I saw the recent post comparing the different models, and the quality difference between them – which has been a great help! Since then, I’ve been trying to wrap my head around input and output sizes compared to the resolution of the final video – and I did the rough diagram below to help me decide which sizes I should use for the best results.
My go-to model at the moment seems to be DFL-SAE (using 2x2070 supers, 128GB system RAM and Ryzen 3900X CPU), and so far, I have only gone up to 192 input/ output, and got better results than previously, thanks to info provided in the aforementioned post. But I am determined to try to get at least a decent quality medium close-up shot (if not perfect), rather than the blurry result I seem to be stuck with so far....
I’m aware that the quality of the B face source is paramount here – the better the resolution, the more varied the sources we feed it, and the more examples we can provide from all the angles needed, etc, the better. Plus, that combined with which model we use to train, along with the amount of time we are prepared to let it train.
Let’s say that I have a good source for training, and I am prepared to let it train for a minimum of 70-100 hours – preferably a week, possibly more, for good results (depending on the final shot result for Face A, the angles seen in that footage, that Face B will be swapped onto, how many close-ups or medium sized shots, if any, etc, etc). I realise that close-ups are not something that Faceswap is good at – unless left to run for a very long time, with great training sources and a high res model.
But in my quest for better results, it suddenly occurred to me, that if I were to extract from a 4K source at say, an input/ output of 256 - from a 4K source, and train that, using great sources – but then do the final conversion onto footage of 720p resolution, surely those close-ups would then look better, than if I tried to convert them onto 4K footage?
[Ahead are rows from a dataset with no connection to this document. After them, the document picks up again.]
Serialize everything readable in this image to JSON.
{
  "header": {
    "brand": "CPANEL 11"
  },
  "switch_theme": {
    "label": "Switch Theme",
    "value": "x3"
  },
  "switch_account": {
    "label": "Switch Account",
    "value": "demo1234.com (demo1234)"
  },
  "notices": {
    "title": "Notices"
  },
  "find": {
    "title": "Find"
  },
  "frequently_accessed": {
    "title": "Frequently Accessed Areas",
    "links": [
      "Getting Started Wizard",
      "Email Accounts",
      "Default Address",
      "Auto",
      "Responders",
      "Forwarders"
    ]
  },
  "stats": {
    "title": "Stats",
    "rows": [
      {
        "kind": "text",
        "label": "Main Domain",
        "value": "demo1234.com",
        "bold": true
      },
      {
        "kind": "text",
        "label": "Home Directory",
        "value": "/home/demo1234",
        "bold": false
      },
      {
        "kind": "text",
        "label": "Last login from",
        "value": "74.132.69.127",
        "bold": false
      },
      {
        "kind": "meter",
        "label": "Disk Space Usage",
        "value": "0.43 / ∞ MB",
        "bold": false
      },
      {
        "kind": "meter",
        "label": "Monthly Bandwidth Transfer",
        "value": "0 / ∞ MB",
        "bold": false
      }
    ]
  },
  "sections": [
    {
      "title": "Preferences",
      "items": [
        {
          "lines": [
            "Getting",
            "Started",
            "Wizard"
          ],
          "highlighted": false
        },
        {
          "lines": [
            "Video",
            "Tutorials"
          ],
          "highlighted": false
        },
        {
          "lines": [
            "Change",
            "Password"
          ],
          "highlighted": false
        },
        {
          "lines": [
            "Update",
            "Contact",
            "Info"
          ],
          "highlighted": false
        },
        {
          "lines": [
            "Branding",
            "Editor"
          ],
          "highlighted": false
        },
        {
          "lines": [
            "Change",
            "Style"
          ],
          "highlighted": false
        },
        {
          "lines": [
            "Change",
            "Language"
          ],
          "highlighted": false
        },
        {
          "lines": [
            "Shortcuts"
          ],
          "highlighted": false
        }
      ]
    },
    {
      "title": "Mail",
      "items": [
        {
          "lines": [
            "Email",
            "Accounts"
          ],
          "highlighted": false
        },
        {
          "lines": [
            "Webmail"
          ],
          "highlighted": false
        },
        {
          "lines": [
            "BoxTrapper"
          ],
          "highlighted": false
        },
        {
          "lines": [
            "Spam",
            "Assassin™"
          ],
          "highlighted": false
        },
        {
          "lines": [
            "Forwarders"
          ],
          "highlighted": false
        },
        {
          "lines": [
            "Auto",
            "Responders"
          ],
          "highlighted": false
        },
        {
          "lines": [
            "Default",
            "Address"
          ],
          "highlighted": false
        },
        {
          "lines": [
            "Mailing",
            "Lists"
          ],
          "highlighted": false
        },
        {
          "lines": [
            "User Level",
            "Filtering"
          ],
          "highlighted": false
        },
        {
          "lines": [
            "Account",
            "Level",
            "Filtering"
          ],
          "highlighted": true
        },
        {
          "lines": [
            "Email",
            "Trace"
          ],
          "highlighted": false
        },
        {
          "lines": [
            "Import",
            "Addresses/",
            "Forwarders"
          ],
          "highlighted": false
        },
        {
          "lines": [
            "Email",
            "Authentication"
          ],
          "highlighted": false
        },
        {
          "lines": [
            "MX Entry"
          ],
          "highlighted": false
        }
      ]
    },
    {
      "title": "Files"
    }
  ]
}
(There are options for upscaling the footage afterwards: I’ve been dabbling with Topaz Labs’ Video Enhance AI, with mixed results…)
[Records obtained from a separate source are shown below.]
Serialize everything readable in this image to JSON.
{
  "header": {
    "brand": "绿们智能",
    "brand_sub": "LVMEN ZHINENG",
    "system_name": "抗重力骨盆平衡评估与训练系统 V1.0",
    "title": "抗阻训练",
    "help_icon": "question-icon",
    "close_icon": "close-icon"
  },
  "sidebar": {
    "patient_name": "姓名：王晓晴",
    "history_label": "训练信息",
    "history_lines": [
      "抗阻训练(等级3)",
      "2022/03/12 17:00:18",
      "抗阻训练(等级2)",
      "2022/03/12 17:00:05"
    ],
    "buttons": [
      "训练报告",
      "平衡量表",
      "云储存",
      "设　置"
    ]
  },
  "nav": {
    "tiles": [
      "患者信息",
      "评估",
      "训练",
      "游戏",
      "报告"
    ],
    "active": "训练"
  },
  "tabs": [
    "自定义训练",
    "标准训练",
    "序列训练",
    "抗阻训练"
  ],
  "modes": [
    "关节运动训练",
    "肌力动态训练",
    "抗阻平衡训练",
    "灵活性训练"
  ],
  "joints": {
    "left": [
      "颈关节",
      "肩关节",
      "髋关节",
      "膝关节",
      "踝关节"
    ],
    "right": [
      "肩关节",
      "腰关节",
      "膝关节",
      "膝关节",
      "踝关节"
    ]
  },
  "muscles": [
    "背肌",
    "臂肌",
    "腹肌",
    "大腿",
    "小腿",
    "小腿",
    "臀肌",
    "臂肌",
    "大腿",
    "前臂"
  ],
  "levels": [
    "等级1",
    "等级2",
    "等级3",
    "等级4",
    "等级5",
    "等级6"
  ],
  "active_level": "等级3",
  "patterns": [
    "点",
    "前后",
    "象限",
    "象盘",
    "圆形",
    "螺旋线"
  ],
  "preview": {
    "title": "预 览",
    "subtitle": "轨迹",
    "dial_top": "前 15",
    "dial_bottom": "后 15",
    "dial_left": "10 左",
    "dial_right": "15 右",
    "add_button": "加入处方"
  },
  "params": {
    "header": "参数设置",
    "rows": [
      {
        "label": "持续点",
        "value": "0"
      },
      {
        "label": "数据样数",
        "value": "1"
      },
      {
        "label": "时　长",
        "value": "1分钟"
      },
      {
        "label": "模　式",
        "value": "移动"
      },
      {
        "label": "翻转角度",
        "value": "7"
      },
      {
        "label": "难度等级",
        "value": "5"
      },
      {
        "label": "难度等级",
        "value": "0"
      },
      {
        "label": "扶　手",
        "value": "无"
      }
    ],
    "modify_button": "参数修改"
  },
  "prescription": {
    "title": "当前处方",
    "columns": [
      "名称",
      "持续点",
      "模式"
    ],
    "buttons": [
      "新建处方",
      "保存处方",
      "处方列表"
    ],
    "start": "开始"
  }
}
Or is it best to convert to 4K - keeping both A and B sides the same resolution - and downscale the final result to 1080p HD afterwards?
Obviously, if I had a GPU with more VRAM (oh, for an RTX 3090…!!), I’d be going for a model with higher input/ output sizes, and longer training times to get better results – but I’m trying to stick with my current setup limitations without killing my system, AND still attempting to get better results…!
So, would this actually work? (To my tiny brain, looking at the diagram below, logically, it seems like this might work - at least, it makes sense to me…!)
Hopefully, my diagram will make more sense of what I am trying to ask…!
Or does it make no difference, ultimately, whether I convert to a 720p shot, or a 4K one, and that the final result will just be purely down to which model I use and how long I let it train for?
(Apologies for the long post - just trying to make sure I had covered everything...!)